Professionalism in Banking
- Start date: 2016
- End date: -
- Funder: The Banking Standards Board
- Co-investigators: Dr Jim Baxter, Christopher Megone
The Banking Standards Board (BSB) commissioned research exploring the role of professional bodies and professional qualifications in the UK banking sector. The research involved desk-based research, online surveys and one-to-one interviews with a wide range of banks, building societies, banking and non-banking related professional bodies and other financial services stakeholders.
The research concluded that the potential exists for professional bodies to play a greater role in raising levels of competence and promoting ethical behaviour in the sector. The report also identifies five key cross-sector challenges that need to be addressed in order for this potential to be fulfilled, as follows:
The low profile of professional bodies within the banking sector currently: The general view across banks and building societies was that professional bodies, and in particular the qualifications on offer, have poor visibility and are poorly understood, and there is not a consistent view across the sector that professional bodies are playing a valuable role.
The need to establish banking qualifications, or a tiered framework of qualifications, which give (and are recognised to give) a thorough grounding in the fundamentals of banking: There was a broad consensus that qualifications in banking fundamentals (both on entry to the profession and at higher levels as responsibilities increase) would be valuable and desirable for employers, employees, regulators and wider society in delineating the core competencies required of a role in banking. However, there was an equally clear consensus among banks and building societies who were surveyed that such qualifications do not currently exist.

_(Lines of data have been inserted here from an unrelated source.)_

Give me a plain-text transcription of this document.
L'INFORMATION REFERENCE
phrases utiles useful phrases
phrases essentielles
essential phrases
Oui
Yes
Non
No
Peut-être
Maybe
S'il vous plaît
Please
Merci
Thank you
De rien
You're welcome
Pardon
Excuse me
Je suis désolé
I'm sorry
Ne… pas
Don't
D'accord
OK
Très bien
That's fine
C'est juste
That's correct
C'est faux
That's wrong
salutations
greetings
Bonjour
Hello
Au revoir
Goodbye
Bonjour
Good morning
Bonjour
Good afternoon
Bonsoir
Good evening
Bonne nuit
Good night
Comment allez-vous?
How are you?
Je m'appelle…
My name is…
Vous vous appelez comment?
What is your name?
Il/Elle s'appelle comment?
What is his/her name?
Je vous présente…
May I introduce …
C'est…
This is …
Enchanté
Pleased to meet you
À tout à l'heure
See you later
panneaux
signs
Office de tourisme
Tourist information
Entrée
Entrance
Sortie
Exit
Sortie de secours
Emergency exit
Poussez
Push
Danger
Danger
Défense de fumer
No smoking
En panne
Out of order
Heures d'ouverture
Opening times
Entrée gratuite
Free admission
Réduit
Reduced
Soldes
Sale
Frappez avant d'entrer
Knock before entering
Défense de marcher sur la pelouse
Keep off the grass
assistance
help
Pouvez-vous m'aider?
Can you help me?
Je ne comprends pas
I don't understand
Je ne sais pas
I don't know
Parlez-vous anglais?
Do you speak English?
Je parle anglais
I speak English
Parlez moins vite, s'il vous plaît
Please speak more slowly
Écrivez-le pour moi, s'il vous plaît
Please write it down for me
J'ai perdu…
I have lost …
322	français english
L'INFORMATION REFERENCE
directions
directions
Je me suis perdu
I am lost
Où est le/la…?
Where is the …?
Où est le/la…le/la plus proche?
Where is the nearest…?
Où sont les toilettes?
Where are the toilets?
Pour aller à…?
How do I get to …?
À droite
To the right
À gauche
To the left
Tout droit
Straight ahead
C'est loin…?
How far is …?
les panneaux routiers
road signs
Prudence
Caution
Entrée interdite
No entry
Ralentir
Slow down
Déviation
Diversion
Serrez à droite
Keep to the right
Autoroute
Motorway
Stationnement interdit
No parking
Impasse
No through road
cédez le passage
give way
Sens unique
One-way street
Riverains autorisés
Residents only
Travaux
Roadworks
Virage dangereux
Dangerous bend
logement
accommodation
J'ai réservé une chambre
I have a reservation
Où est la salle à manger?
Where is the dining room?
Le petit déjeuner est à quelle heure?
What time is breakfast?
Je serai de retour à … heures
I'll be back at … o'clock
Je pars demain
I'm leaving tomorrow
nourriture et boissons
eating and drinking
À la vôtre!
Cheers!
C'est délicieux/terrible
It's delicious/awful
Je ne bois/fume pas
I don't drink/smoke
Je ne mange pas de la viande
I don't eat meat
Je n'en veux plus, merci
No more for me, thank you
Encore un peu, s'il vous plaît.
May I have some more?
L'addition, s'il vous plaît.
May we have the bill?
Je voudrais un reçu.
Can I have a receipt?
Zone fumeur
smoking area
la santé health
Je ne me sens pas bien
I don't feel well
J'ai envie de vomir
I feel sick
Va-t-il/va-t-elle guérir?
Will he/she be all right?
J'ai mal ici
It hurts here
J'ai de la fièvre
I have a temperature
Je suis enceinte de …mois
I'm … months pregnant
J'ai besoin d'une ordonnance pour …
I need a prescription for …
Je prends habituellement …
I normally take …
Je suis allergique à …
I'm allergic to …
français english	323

The fragmentation of the professional body sector, including fragmentation in qualifications and a lack of clear pathways and links to career progression within firms: There are over twenty bodies who provide a range of professional body services to the sector offering a plethora of qualifications. While there is relatively little overlap between them, banks and building societies find it hard to get a clear view on the range of qualifications available, the pathways between them and to judge their relative merits.

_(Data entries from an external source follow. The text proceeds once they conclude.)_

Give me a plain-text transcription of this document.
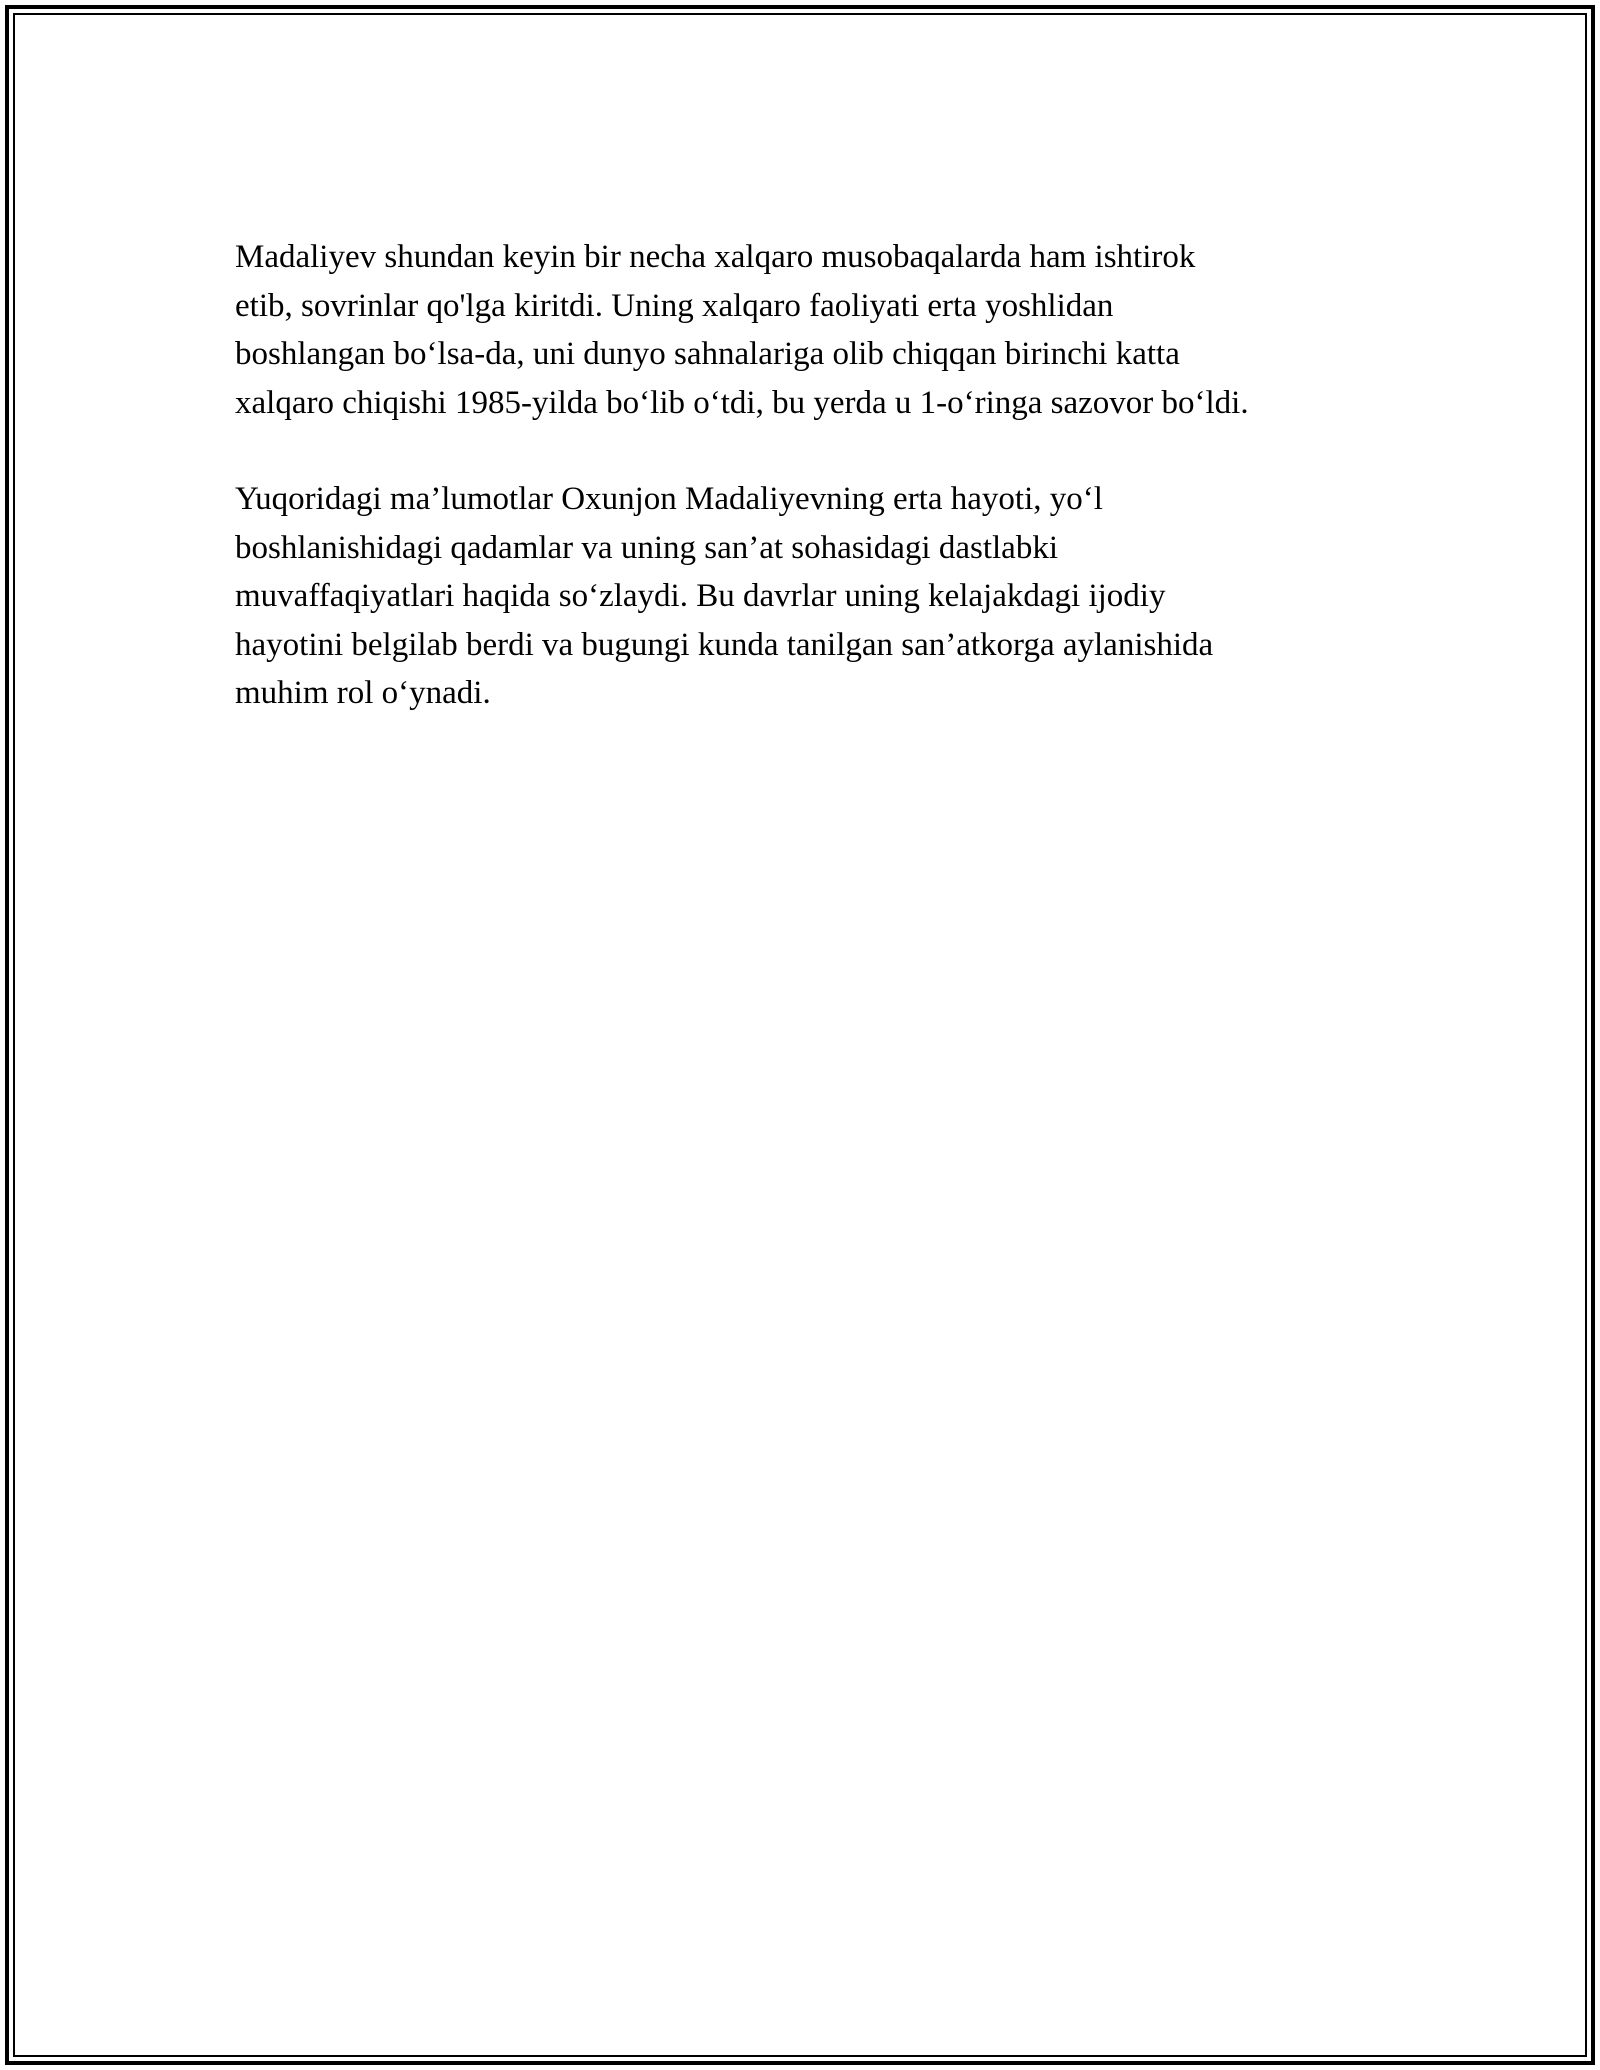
Madaliyev shundan keyin bir necha xalqaro musobaqalarda ham ishtirok
etib, sovrinlar qo'lga kiritdi. Uning xalqaro faoliyati erta yoshlidan
boshlangan bo‘lsa-da, uni dunyo sahnalariga olib chiqqan birinchi katta
xalqaro chiqishi 1985-yilda bo‘lib o‘tdi, bu yerda u 1-o‘ringa sazovor bo‘ldi.

Yuqoridagi ma’lumotlar Oxunjon Madaliyevning erta hayoti, yo‘l
boshlanishidagi qadamlar va uning san’at sohasidagi dastlabki
muvaffaqiyatlari haqida so‘zlaydi. Bu davrlar uning kelajakdagi ijodiy
hayotini belgilab berdi va bugungi kunda tanilgan san’atkorga aylanishida
muhim rol o‘ynadi.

The relationship between banks / building societies and professional bodies, which is one of ‘customer and supplier’ rather than of partners forming a ‘community of interest’: The current relationship between banks / building societies and professional bodies drives an imbalance of power between the two parties in this relationship which potentially limits the professional bodies’ ability to act as genuine partner organisations to firms, providing both support and constructive challenge, particularly on issues of ethics.
The lack of a While it appears that the banks and building societies currently see banking professional bodies as primarily purveyors of qualifications, the professional bodies themselves reported that they would like to be valued for a broader range of activities. Despite this, there was a strong perception amongst respondents from banks and building societies that professional bodies do not contribute meaningfully to raising ethical and behavioural standards.recognised and clearly defined role for professional bodies beyond the provision of qualifications:
In 2016, the IDEA Centre produced a report on Professionalism in Banking for the Banking Standards Board. Based on extensive consultation with banks, building societies, professional bodies and other stakeholders through online surveys and semi-structured interviews, we addressed questions relating to the role of professional bodies in improving standards of competence and conduct in the banking sector.
Today’s report makes clear what needs to be done to strengthen professionalism in the sector. It will take collaboration and determination from all sides to tackle these challenges but the new accountability regimes present a unique opportunity for the industry and professional bodies to raise the bar on behaviour and improve outcomes for customers. We urge them to seize it.
Dame Colette Bowe, Chairman of the Banking Standards Board
What we were struck by during the course of our research was both the potential and the appetite of banks and building societies to work with the professional bodies to achieve positive change in levels of both technical competence and ethical behaviour. However, it is clear that the relationship between all parties needs to be redefined if this potential is to be realised.
Chris Megone, Professor of Inter-Disciplinary Applied Ethics and Director of the IDEA Centre
I welcome the work the BSB and the University of Leeds have done to lay out these challenges. At the end of the day, this is about continually improving the service we provide to clients and customers. It is in the whole industry’s interest to work more closely with the professional bodies to develop and retain the best people and aim for the highest standards of service.
Michael Cole-Fontayn, Executive Vice President and Chairman (EMEA), BNY Mellon
One way to make banks safer is to increase the role of professional standards. In the past, most bank employees were members of professional bodies. Today, very few are. This work, commissioned by the Banking Standards Board, is an important catalyst for increasing the role of professionalism in banking. Now the impetus is firmly on the professional bodies and financial institutions to foster a wider culture of professionalism within the industry. Professional bodies need to be more than just training providers and financial institutions need to take their public role as professionals seriously.
Andre Spicer, Professor of Organisational Behaviour at Cass Business School, City University London, and member of the BSB’s steering group on professionalism in banking
Publications and outputs
Professionalism in Banking Report - Dr Jim Baxter and Professor Christopher Megone, 2016
Dr Jim Baxter and Professor Christopher Megone presented their findings in a series of Professional Ethics Network events, in London and Edinburgh.